Canada’s Employment and Workforce Development Minister Randy Boissonnault told business associations Tuesday that the federal government is considering refusing temporary foreign worker (TFW) applications under its low-wage stream, his office told CBC News. The policy change would apply to jobs that pay below the median hourly wage in each province and territory. That median wage varies by jurisdiction, ranging from $24 per hour in Prince Edward Island and Nova Scotia to $39.24 per hour in the Northwest Territories.
“I’ve been clear over the last year, abuse and misuse of the TFW program must end. The health and safety of temporary foreign workers in Canada is a responsibility I take very seriously,” Boissonnault said in a media statement. “Bad actors are taking advantage of people and compromising the program for legitimate businesses. We are putting more reforms in place to stop misuse and fraud from entering the TFW program.” The minister’s Tuesday meeting included representatives from the food and beverage, transportation and agriculture industries.
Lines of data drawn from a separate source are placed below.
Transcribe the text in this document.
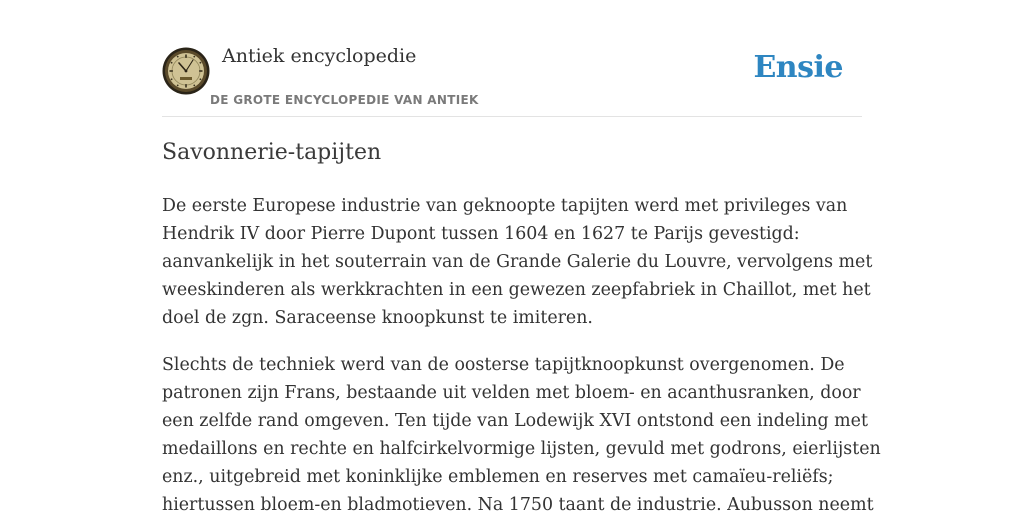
Antiek encyclopedie
DE GROTE ENCYCLOPEDIE VAN ANTIEK
Ensie
Savonnerie-tapijten

De eerste Europese industrie van geknoopte tapijten werd met privileges van
Hendrik IV door Pierre Dupont tussen 1604 en 1627 te Parijs gevestigd:
aanvankelijk in het souterrain van de Grande Galerie du Louvre, vervolgens met
weeskinderen als werkkrachten in een gewezen zeepfabriek in Chaillot, met het
doel de zgn. Saraceense knoopkunst te imiteren.

Slechts de techniek werd van de oosterse tapijtknoopkunst overgenomen. De
patronen zijn Frans, bestaande uit velden met bloem- en acanthusranken, door
een zelfde rand omgeven. Ten tijde van Lodewijk XVI ontstond een indeling met
medaillons en rechte en halfcirkelvormige lijsten, gevuld met godrons, eierlijsten
enz., uitgebreid met koninklijke emblemen en reserves met camaïeu-reliëfs;
hiertussen bloem-en bladmotieven. Na 1750 taant de industrie. Aubusson neemt
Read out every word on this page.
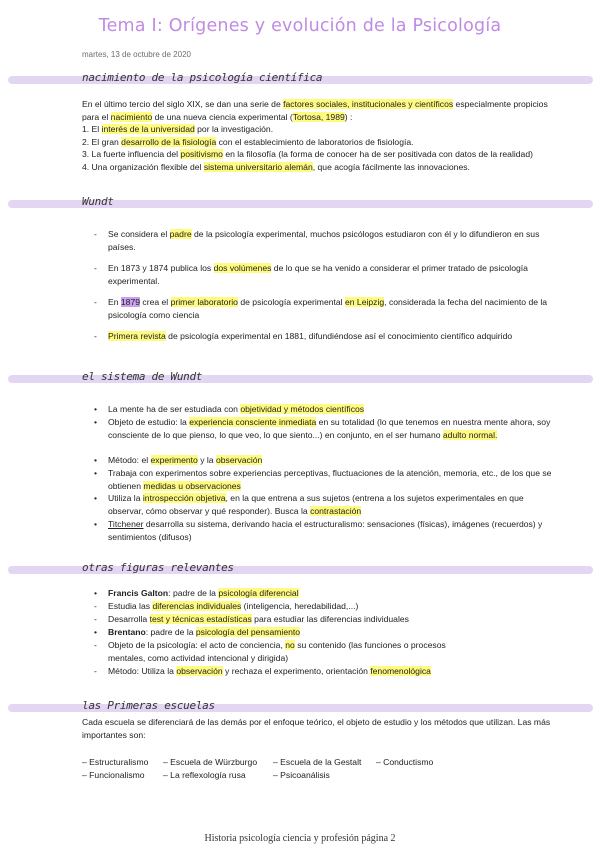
Tema I: Orígenes y evolución de la Psicología
martes, 13 de octubre de 2020
nacimiento de la psicología científica
En el último tercio del siglo XIX, se dan una serie de factores sociales, institucionales y científicos especialmente propicios para el nacimiento de una nueva ciencia experimental (Tortosa, 1989) :
1. El interés de la universidad por la investigación.
2. El gran desarrollo de la fisiología con el establecimiento de laboratorios de fisiología.
3. La fuerte influencia del positivismo en la filosofía (la forma de conocer ha de ser positivada con datos de la realidad)
4. Una organización flexible del sistema universitario alemán, que acogía fácilmente las innovaciones.
Wundt
- Se considera el padre de la psicología experimental, muchos psicólogos estudiaron con él y lo difundieron en sus países.
- En 1873 y 1874 publica los dos volúmenes de lo que se ha venido a considerar el primer tratado de psicología experimental.
- En 1879 crea el primer laboratorio de psicología experimental en Leipzig, considerada la fecha del nacimiento de la psicología como ciencia
- Primera revista de psicología experimental en 1881, difundiéndose así el conocimiento científico adquirido
el sistema de Wundt
• La mente ha de ser estudiada con objetividad y métodos científicos
• Objeto de estudio: la experiencia consciente inmediata en su totalidad (lo que tenemos en nuestra mente ahora, soy consciente de lo que pienso, lo que veo, lo que siento...) en conjunto, en el ser humano adulto normal.
• Método: el experimento y la observación
• Trabaja con experimentos sobre experiencias perceptivas, fluctuaciones de la atención, memoria, etc., de los que se obtienen medidas u observaciones
• Utiliza la introspección objetiva, en la que entrena a sus sujetos (entrena a los sujetos experimentales en que observar, cómo observar y qué responder). Busca la contrastación
• Titchener desarrolla su sistema, derivando hacia el estructuralismo: sensaciones (físicas), imágenes (recuerdos) y sentimientos (difusos)
otras figuras relevantes
• Francis Galton: padre de la psicología diferencial
- Estudia las diferencias individuales (inteligencia, heredabilidad,...)
- Desarrolla test y técnicas estadísticas para estudiar las diferencias individuales
• Brentano: padre de la psicología del pensamiento
- Objeto de la psicología: el acto de conciencia, no su contenido (las funciones o procesos mentales, como actividad intencional y dirigida)
- Método: Utiliza la observación y rechaza el experimento, orientación fenomenológica
las Primeras escuelas
Cada escuela se diferenciará de las demás por el enfoque teórico, el objeto de estudio y los métodos que utilizan. Las más importantes son:
– Estructuralismo – Escuela de Würzburgo – Escuela de la Gestalt – Conductismo
– Funcionalismo – La reflexología rusa	– Psicoanálisis
Historia psicología ciencia y profesión página 2
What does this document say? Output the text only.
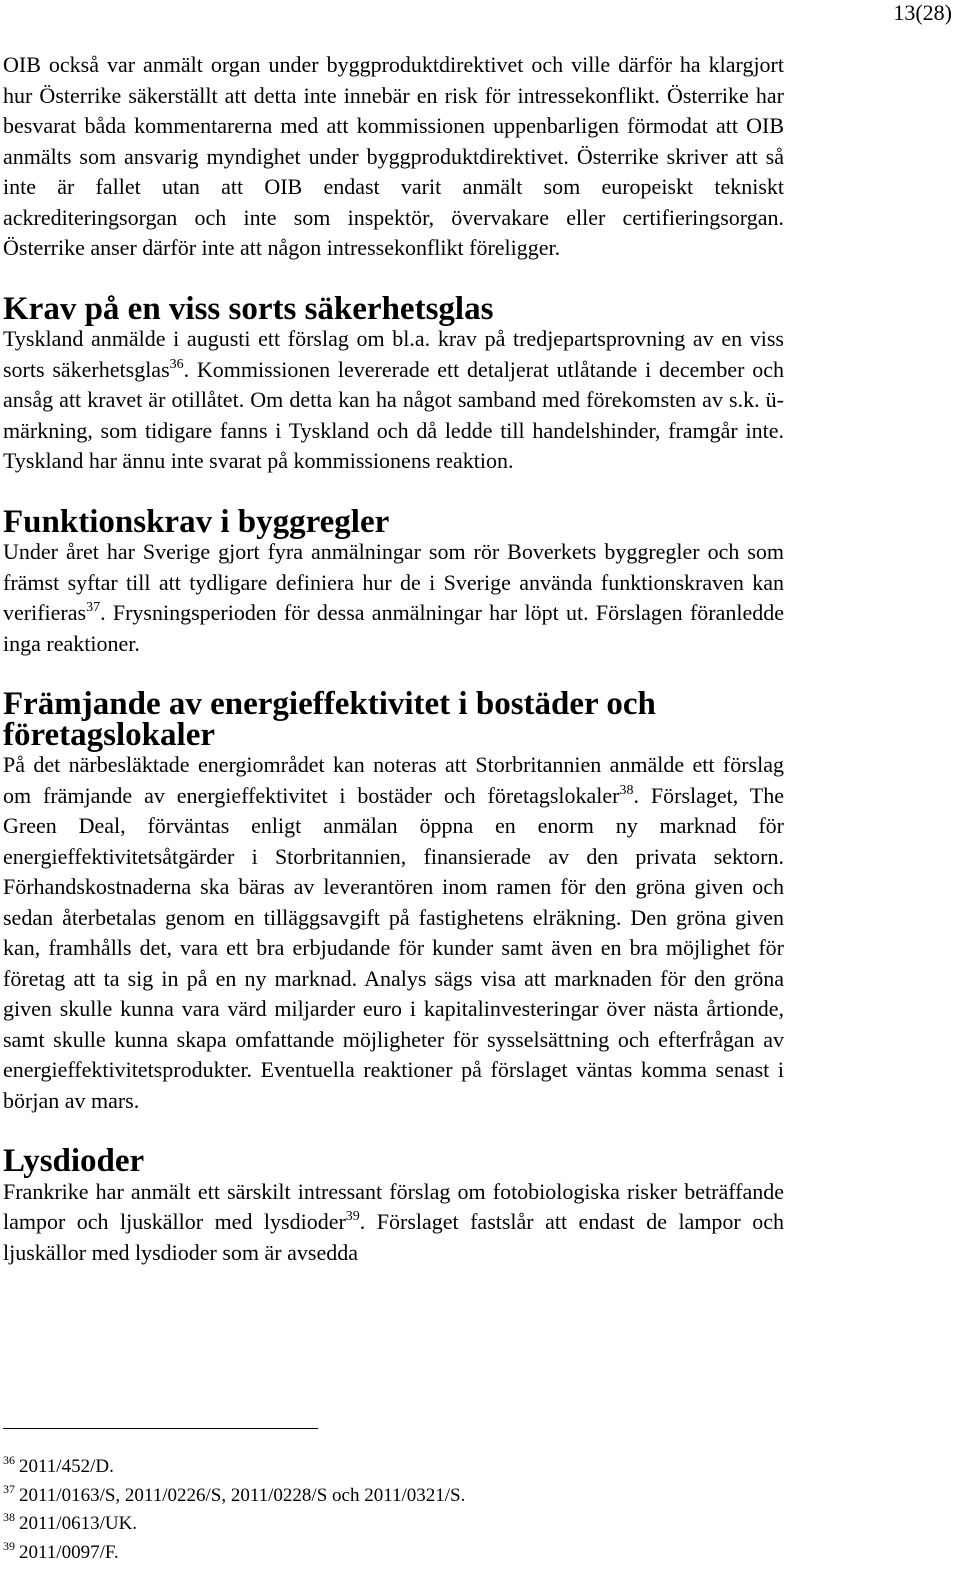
13(28)

OIB också var anmält organ under byggproduktdirektivet och ville därför ha klargjort hur Österrike säkerställt att detta inte innebär en risk för intressekonflikt. Österrike har besvarat båda kommentarerna med att kommissionen uppenbarligen förmodat att OIB anmälts som ansvarig myndighet under byggproduktdirektivet. Österrike skriver att så inte är fallet utan att OIB endast varit anmält som europeiskt tekniskt ackrediteringsorgan och inte som inspektör, övervakare eller certifieringsorgan. Österrike anser därför inte att någon intressekonflikt föreligger.

Krav på en viss sorts säkerhetsglas

Tyskland anmälde i augusti ett förslag om bl.a. krav på tredjepartsprovning av en viss sorts säkerhetsglas$^{36}$. Kommissionen levererade ett detaljerat utlåtande i december och ansåg att kravet är otillåtet. Om detta kan ha något samband med förekomsten av s.k. ü-märkning, som tidigare fanns i Tyskland och då ledde till handelshinder, framgår inte. Tyskland har ännu inte svarat på kommissionens reaktion.

Funktionskrav i byggregler

Under året har Sverige gjort fyra anmälningar som rör Boverkets byggregler och som främst syftar till att tydligare definiera hur de i Sverige använda funktionskraven kan verifieras$^{37}$. Frysningsperioden för dessa anmälningar har löpt ut. Förslagen föranledde inga reaktioner.

Främjande av energieffektivitet i bostäder och företagslokaler

På det närbesläktade energiområdet kan noteras att Storbritannien anmälde ett förslag om främjande av energieffektivitet i bostäder och företagslokaler$^{38}$. Förslaget, The Green Deal, förväntas enligt anmälan öppna en enorm ny marknad för energieffektivitetsåtgärder i Storbritannien, finansierade av den privata sektorn. Förhandskostnaderna ska bäras av leverantören inom ramen för den gröna given och sedan återbetalas genom en tilläggsavgift på fastighetens elräkning. Den gröna given kan, framhålls det, vara ett bra erbjudande för kunder samt även en bra möjlighet för företag att ta sig in på en ny marknad. Analys sägs visa att marknaden för den gröna given skulle kunna vara värd miljarder euro i kapitalinvesteringar över nästa årtionde, samt skulle kunna skapa omfattande möjligheter för sysselsättning och efterfrågan av energieffektivitetsprodukter. Eventuella reaktioner på förslaget väntas komma senast i början av mars.

Lysdioder

Frankrike har anmält ett särskilt intressant förslag om fotobiologiska risker beträffande lampor och ljuskällor med lysdioder$^{39}$. Förslaget fastslår att endast de lampor och ljuskällor med lysdioder som är avsedda

$^{36}$ 2011/452/D.
$^{37}$ 2011/0163/S, 2011/0226/S, 2011/0228/S och 2011/0321/S.
$^{38}$ 2011/0613/UK.
$^{39}$ 2011/0097/F.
CEO of Food and Beverage Canada Kristina Farrell attended the meeting. She said businesses in the food processing sector are worried about the prospect of seeing their applications for low-wage stream TFWs turned down. “Obviously if that applied to food and beverage manufacturing, it would be a crisis,” she told CBC News. “At the end of the day, that would have an impact on the price of food.” Farrell said it’s hard to estimate the amount of TFWs in working in food processing because the numbers can vary greatly year to year.
More than $2 million in fines were issued under the TFW program in the 2023-24 fiscal year, a 36 per cent increase over the previous year. Immigration lawyers, agencies and consultants have been raising the alarm over bogus labour market impact assessments (LMIA) being sold for tens of thousands of dollars. “We have seen amounts ranging from $30,000 to $50,000, $60,000 being charged for these positive LMIAs by those employers,” Manan Gupta, president of Brampton, Ont.-based Skylake Immigration, told CBC News. An employer looking to hire a TFW must submit a labour market impact assessment to the federal government to show it could not find a qualified Canadian to fill the job within 28 days. The standard processing fee for this file is $1,000 and is supposed to be covered by the employer.
Canadian businesses were given the green light to fill roughly 240,000 jobs with temporary foreign workers in 2023, more than twice as many as they were a half-decade earlier.